BATIMENT 5
Ladj LY – France 2023 1h40mn – avec Anta Diaw, Alexis Manenti, Aristote Luyindula, Steve Tientcheu, Aurélia Petit, Jeanne Balibar… Scénario de Ladj Ly et Giordano Gederlini.
Du 03/01/24 au 16/01/24
« Et toi comment tu te définirais ? Je suis une Française d’aujourd’hui. » (Dialogue du film)
En 2019, alors qu’au cours des deux années précédentes, les violences policières avaient plus que jamais endeuillé les quartiers populaires, un film choc marquait le public et faisait l’effet d’une déflagration, autant cinématographique que politique : réalisé par Ladj Ly, cinéaste ayant grandi à Clichy-sous-Bois – ville tristement célèbre pour la mort des jeunes Zyed et Bouna, électrocutés dans un transformateur suite à une poursuite policière – Les Misérables évoquait frontalement les conséquences catastrophiques sur un quartier d’une bavure policière et avant cela d’années de discriminations et d’humiliations subies par les jeunes. Un film à la mise en scène impressionnante et à l’impact évident, qui allait rafler 4 César et attirer plus de 2 millions de spectateurs.
Ladj Ly revient sur les lieux qu’il connaît le mieux, les quartiers populaires, mais avec un angle différent, et en terrain a priori anonyme puisqu’il invente une ville fictive dans laquelle tous les habitants des quartiers pourront néanmoins reconnaître leur réalité.
Le titre, Bâtiment 5, fait directement référence à l’immeuble dans lequel Ladj Ly a grandi, mais il parlera à toutes et à chacun tant la réalité que décrit le cinéaste se répète malheureusement partout dans l’hexagone. Haby est une jeune militante associative qui, dans un quartier où de nombreux habitants vivent en dessous du seuil de pauvreté, où la vétusté des locaux et les pannes d’ascenseur à répétition pourrissent la vie des gens, où les services publics sont en déshérence, tente d’améliorer l’ordinaire de chacun, entre aide juridique et soutien matériel si besoin, auxquels s’ajoute la naturelle solidarité des gens de peu. Quand elle apprend que la mairie, désormais aux mains – par des jeux politiques aberrants – d’un pédiatre inexpérimenté, a décidé de procéder à une « rénovation » qui déguise en fait, sous prétexte d’insalubrité, une gentrification et l’expulsion des habitants les moins aisés, elle décide de s’engager en politique face au maire.

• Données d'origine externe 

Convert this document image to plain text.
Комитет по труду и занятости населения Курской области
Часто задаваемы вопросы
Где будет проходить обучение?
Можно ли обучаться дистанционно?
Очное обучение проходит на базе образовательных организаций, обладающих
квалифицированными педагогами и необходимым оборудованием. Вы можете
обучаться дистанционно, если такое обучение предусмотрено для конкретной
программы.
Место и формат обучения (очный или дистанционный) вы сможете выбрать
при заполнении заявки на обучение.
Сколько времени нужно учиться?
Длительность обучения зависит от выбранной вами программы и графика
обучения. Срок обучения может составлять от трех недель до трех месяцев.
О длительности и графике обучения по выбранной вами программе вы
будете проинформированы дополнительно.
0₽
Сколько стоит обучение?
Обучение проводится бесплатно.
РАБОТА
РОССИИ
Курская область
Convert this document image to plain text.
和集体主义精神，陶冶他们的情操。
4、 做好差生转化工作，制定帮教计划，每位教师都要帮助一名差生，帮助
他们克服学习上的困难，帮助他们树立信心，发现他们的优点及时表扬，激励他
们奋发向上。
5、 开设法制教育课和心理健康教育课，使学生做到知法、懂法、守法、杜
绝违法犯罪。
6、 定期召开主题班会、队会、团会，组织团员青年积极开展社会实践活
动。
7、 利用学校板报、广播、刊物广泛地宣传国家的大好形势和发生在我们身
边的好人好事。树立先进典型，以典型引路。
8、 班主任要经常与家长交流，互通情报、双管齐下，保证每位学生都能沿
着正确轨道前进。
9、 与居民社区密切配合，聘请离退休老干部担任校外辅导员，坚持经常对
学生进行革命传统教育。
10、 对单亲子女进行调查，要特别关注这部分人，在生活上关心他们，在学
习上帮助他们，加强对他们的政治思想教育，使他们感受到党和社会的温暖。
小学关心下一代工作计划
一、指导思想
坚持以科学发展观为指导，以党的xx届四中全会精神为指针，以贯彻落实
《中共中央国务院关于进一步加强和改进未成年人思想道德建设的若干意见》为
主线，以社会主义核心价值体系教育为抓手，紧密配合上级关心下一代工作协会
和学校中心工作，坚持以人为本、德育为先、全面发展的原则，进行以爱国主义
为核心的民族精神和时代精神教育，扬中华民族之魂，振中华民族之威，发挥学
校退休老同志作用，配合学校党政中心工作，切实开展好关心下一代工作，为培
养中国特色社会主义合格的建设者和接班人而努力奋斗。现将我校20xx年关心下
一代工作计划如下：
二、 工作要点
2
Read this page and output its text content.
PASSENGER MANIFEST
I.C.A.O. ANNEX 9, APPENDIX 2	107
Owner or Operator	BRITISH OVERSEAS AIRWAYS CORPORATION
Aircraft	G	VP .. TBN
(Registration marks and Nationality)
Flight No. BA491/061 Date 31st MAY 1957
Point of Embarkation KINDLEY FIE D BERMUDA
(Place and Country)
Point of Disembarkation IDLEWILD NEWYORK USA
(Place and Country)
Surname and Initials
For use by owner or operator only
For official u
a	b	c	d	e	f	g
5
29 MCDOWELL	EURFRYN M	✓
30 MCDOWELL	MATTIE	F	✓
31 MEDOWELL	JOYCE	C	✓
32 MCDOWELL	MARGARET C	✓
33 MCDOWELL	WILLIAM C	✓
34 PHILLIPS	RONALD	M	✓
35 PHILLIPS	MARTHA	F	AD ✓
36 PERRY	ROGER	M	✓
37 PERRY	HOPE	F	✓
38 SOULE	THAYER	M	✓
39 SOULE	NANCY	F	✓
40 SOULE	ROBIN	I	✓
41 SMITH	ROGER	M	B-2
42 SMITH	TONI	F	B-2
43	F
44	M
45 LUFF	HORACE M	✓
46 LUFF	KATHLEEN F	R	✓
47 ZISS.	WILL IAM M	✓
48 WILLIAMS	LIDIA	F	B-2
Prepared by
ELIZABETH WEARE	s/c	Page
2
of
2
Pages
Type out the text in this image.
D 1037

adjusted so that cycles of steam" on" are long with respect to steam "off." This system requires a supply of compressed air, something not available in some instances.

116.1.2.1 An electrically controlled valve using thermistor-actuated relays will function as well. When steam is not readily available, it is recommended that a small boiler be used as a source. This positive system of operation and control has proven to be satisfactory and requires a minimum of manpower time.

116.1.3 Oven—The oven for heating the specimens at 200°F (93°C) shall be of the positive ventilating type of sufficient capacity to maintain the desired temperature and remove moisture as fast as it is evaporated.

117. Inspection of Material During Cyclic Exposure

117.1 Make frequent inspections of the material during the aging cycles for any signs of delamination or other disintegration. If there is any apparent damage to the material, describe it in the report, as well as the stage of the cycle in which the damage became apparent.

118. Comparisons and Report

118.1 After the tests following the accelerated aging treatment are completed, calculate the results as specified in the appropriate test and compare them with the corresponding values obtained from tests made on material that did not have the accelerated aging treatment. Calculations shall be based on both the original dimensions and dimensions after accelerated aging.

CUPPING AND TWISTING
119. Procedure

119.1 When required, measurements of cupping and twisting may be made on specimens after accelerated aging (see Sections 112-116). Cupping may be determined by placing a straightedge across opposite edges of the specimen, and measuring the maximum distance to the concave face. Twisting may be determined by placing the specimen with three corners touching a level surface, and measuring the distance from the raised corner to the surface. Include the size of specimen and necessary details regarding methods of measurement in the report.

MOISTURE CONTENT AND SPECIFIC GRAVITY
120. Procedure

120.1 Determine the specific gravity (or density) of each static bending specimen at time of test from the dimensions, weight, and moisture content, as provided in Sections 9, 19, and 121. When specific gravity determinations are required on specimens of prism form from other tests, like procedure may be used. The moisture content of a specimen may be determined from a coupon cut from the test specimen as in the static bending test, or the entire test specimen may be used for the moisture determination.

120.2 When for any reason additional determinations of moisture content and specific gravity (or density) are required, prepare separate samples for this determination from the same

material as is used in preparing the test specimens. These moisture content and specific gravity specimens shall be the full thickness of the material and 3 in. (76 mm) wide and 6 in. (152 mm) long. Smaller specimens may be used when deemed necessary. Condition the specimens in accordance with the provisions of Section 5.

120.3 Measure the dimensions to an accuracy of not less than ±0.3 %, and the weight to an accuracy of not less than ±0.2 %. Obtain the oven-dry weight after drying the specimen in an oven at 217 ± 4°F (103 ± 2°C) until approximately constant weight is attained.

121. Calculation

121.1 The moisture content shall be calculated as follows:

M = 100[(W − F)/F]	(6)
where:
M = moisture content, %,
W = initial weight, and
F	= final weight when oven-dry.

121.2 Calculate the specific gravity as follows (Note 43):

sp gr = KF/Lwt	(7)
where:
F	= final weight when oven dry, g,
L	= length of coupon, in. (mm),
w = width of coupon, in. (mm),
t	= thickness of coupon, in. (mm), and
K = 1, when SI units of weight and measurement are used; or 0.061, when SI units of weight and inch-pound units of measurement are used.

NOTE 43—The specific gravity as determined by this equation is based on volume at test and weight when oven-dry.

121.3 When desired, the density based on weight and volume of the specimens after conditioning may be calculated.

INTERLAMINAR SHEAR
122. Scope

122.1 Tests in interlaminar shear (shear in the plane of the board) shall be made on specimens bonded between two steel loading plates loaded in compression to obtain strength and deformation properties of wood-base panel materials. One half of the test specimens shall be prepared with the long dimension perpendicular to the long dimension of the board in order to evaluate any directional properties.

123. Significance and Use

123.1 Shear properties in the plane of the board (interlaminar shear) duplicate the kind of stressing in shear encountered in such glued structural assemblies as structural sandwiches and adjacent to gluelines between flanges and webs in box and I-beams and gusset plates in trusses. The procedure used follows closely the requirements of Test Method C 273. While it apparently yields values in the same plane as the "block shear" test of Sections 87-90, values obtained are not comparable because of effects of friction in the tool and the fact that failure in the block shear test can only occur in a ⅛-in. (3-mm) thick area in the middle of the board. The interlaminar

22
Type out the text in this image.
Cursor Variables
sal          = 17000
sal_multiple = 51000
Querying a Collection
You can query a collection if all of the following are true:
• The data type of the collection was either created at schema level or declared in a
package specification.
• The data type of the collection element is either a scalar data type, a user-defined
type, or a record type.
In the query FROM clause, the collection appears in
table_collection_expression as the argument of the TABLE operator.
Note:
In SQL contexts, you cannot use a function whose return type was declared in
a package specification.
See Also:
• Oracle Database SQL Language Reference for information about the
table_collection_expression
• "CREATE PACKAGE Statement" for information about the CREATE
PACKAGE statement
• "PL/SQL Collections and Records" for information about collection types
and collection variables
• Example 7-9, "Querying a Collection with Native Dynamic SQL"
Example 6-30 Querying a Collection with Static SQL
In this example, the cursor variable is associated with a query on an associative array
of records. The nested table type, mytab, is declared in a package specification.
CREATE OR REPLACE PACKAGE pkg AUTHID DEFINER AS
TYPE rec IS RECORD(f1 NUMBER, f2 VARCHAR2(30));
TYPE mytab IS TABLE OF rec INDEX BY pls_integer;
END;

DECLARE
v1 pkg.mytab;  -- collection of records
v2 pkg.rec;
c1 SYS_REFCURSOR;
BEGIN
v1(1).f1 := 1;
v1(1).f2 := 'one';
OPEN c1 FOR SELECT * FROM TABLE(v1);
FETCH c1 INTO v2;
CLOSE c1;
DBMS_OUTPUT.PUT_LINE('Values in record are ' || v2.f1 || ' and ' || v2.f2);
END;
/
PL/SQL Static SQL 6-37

Porté par une mise en scène puissante (la séquence de destruction d’immeuble, dès le début du film, donne le ton), Bâtiment 5 réussit à la fois à décrire avec un réalisme saisissant tous les aspects, jusqu’aux plus infimes, de la vie des quartiers délaissés et à dresser un magnifique portrait de femme – alors que, on s’en souvient, Les Misérables décrivait un monde quasi-exclusivement masculin. Réalisme saisissant avec cette scène génialement interminable qui montre un cortège funéraire contraint, faute d’ascenseur, de descendre un cercueil sur une dizaine d’étages. Réalisme saisissant dans la description de Roger Roche, l’adjoint magouilleur et corrompu qui a su infiltrer les arcanes du pouvoir mais échoue à devenir maire… tout simplement parce qu’il est Noir ! Réalisme saisissant quand est épinglée la charité sélective du maire qui se mobilise, c’est tout à son honneur, pour un couple de réfugiés syriens… mais qui est incapable d’empathie envers les malheurs de ses administrés de la cité à détruire. Et au milieu de tout ça, la jeune Haby, formidablement interprétée par la révélation Anta Diaw, prend la dimension d’une héroïne de tragédie contemporaine, femme tenace de vertu et de dignité qui s’oppose au pouvoir inique tout en refusant de se laisser gagner par la colère qui embrase le cœur de son frère. Porté par un souffle digne d’une tragédie, le film pose ses protagonistes comme des héros de Sophocle. Face à l’inéluctable écrasement du peuple, le destin des personnages va s’accomplir.